Una maniobra peligrosa marcha atrás en plena vía urbana
A su llegada, los efectivos comprobaron que el vehículo descrito estaba circulando marcha atrás durante aproximadamente 150 metros, realizando una maniobra antirreglamentaria que suponía un riesgo evidente para el resto de usuarios de la vía.
Los agentes procedieron a interceptar el turismo y constataron que en su interior se encontraba únicamente un menor al volante. Tras realizar las gestiones oportunas, verificaron que el conductor tenía tan solo 13 años.
La madre dejó el coche en marcha mientras recogía una compra
Durante la intervención se personó en el lugar la titular y responsable del vehículo, madre del menor, quien manifestó en un elevado estado de nerviosismo que había detenido el coche sobre la acera, con el motor en marcha, para recoger una compra, dejando a su hijo en el asiento del copiloto y asegurando desconocer lo ocurrido posteriormente.

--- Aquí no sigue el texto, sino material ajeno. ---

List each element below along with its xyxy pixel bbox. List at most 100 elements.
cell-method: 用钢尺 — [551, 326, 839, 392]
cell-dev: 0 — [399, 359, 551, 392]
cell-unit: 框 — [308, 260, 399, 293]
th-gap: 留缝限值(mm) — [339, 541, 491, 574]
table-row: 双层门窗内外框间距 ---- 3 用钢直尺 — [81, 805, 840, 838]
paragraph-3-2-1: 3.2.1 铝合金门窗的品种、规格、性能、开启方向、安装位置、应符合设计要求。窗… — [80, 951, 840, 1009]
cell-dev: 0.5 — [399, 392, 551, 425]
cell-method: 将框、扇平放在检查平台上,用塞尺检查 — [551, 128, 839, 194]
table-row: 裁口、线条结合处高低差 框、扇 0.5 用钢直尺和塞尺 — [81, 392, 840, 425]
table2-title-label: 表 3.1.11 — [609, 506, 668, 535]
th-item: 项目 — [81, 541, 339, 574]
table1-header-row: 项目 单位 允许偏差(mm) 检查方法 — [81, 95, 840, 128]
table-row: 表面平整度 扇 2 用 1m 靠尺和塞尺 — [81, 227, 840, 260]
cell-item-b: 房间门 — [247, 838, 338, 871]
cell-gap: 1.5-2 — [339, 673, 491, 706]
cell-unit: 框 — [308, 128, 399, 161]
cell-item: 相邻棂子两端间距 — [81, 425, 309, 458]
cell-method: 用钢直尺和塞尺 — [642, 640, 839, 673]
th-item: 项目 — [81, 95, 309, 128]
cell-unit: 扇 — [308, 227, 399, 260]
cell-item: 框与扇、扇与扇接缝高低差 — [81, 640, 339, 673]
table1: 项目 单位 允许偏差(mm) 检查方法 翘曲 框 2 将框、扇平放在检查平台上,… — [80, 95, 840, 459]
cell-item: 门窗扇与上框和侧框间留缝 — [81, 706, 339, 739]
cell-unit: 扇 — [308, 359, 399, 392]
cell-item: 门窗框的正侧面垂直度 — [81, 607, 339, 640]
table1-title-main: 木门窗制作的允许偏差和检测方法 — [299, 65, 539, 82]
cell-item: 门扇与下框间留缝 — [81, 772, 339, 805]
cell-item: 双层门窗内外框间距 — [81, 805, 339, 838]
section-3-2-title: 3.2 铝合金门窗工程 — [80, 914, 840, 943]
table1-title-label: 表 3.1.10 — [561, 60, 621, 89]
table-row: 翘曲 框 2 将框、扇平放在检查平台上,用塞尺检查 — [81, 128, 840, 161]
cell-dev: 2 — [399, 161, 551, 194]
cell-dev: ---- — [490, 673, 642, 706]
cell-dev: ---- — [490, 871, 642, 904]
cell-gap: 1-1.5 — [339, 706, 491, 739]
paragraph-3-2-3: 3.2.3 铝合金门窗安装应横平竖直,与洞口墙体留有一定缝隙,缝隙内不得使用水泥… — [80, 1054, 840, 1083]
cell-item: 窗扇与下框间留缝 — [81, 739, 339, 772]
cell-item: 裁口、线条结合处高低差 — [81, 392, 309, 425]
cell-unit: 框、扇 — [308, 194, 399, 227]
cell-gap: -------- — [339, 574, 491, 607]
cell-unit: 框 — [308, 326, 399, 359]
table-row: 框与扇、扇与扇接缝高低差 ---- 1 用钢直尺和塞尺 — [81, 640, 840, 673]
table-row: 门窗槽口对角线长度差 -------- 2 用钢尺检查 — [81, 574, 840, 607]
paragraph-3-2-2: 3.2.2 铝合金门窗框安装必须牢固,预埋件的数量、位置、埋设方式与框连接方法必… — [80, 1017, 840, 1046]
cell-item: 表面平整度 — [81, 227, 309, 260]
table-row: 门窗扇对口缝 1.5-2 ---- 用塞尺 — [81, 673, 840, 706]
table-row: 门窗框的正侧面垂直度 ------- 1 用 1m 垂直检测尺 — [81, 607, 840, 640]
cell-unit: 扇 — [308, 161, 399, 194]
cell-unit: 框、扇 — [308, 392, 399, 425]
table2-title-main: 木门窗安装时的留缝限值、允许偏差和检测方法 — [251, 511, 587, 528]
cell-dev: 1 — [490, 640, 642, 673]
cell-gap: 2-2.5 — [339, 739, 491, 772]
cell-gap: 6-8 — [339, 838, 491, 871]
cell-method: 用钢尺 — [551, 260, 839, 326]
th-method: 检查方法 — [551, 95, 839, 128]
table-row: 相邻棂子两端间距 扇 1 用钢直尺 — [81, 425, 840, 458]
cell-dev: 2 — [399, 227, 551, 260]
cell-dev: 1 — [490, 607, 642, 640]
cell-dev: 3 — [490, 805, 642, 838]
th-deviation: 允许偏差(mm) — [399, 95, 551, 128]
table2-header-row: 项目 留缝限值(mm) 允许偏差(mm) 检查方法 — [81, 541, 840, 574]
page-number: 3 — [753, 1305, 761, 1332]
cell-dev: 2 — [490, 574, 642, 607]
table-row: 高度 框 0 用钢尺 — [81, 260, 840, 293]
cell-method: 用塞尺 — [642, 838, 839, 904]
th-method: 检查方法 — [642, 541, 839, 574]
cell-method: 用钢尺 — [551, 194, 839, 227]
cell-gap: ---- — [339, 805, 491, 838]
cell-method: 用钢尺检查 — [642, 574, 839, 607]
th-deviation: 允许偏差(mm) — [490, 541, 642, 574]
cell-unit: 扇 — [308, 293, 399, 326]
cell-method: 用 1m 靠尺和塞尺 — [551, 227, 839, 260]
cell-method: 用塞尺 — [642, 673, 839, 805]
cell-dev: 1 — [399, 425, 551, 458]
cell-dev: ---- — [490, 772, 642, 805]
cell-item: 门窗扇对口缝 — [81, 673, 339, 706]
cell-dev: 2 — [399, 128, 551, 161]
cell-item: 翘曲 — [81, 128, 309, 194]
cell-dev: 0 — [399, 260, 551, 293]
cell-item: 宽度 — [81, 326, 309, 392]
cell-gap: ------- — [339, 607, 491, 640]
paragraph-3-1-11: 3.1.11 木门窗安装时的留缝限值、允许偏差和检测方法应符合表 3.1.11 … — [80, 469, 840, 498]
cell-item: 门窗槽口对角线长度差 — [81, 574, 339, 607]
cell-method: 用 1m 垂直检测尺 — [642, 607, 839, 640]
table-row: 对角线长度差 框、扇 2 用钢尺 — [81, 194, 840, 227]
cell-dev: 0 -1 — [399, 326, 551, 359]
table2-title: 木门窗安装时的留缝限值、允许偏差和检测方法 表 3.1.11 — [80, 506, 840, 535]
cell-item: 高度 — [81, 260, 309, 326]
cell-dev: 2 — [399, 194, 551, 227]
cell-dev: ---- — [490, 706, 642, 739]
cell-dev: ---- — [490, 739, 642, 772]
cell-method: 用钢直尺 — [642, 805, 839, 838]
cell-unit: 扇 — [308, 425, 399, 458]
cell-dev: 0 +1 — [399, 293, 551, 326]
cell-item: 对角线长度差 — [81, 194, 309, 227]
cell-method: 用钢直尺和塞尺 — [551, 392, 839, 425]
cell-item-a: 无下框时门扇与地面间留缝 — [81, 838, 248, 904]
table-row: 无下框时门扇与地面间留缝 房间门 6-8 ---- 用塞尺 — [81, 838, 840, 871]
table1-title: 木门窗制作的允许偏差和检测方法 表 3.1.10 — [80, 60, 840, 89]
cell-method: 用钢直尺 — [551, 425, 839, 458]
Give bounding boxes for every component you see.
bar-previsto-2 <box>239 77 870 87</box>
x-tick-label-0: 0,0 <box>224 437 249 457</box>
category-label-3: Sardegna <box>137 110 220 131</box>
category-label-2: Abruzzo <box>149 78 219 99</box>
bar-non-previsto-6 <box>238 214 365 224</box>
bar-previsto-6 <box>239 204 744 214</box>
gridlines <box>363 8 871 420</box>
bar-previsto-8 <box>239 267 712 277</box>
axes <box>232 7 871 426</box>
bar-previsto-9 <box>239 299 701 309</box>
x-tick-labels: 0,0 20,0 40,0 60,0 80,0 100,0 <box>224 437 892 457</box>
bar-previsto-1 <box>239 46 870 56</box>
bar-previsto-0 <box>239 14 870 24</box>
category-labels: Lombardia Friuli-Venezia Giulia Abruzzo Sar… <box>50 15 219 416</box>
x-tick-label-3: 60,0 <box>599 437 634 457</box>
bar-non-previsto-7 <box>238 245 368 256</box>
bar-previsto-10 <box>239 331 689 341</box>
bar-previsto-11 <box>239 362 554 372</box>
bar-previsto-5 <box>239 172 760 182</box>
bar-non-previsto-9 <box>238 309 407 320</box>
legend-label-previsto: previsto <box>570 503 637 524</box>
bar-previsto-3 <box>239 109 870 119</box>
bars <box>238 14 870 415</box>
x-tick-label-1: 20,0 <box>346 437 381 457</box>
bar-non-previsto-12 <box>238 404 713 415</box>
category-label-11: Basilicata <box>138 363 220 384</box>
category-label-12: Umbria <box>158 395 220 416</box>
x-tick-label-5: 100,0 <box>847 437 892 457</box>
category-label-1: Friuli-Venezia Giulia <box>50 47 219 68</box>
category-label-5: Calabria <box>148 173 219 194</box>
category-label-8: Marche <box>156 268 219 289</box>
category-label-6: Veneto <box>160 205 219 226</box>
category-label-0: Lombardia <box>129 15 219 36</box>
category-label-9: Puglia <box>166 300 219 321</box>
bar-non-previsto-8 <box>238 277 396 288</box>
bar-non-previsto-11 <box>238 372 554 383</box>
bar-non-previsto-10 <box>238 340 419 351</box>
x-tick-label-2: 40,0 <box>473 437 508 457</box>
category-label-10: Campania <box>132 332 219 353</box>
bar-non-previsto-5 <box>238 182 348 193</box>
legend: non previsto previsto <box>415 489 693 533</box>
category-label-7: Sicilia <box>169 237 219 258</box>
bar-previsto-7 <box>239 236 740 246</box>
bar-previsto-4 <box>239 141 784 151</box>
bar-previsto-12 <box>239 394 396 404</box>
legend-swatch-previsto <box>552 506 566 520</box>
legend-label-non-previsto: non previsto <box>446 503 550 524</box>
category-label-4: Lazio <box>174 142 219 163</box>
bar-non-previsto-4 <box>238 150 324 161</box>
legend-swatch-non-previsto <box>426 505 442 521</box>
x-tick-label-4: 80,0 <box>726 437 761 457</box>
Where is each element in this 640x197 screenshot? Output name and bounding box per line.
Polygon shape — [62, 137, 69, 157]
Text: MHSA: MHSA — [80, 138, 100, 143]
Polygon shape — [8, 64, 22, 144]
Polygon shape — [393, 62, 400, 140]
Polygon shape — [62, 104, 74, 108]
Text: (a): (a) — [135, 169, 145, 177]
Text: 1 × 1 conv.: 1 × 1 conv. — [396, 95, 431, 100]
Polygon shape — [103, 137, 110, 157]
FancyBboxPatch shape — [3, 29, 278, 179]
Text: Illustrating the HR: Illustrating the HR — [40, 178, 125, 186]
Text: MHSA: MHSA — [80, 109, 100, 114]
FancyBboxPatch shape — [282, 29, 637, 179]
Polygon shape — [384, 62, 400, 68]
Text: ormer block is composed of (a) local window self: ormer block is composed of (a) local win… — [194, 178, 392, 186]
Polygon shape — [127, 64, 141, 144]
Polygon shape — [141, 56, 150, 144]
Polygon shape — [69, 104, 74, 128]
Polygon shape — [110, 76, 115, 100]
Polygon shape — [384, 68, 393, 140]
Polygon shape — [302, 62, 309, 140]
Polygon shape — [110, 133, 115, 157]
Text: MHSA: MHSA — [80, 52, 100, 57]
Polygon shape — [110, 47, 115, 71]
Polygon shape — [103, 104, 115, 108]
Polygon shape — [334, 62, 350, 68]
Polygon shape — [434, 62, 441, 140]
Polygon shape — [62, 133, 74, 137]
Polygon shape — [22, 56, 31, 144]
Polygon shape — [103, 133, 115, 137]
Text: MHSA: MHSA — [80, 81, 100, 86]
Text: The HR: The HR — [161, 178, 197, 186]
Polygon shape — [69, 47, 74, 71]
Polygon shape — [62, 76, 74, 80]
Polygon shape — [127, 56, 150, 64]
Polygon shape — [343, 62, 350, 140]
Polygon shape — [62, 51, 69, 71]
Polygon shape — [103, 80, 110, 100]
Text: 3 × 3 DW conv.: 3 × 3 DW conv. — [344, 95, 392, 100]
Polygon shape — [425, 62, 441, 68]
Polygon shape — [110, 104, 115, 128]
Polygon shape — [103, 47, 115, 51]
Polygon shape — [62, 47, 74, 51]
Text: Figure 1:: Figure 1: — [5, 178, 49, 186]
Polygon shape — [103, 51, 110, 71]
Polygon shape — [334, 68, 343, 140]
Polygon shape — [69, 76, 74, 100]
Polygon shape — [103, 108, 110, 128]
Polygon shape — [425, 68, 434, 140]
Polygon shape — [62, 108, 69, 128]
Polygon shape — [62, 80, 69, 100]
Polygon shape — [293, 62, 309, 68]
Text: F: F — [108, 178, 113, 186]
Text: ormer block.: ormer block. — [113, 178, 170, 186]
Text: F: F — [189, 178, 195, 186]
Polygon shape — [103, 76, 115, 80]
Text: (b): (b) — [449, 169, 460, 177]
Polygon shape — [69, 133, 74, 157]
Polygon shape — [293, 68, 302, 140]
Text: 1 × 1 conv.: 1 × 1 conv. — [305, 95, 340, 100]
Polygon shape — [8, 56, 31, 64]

El menor carece de cualquier tipo de habilitación legal para conducir, y la actuación descrita generó, según fuentes policiales, una clara situación de riesgo tanto para el propio adolescente como para terceros.
Diligencias a disposición judicial
Los agentes de la Unidad de Seguridad Vial elaboraron las correspondientes diligencias para dar cuenta de los hechos a las autoridades judiciales competentes.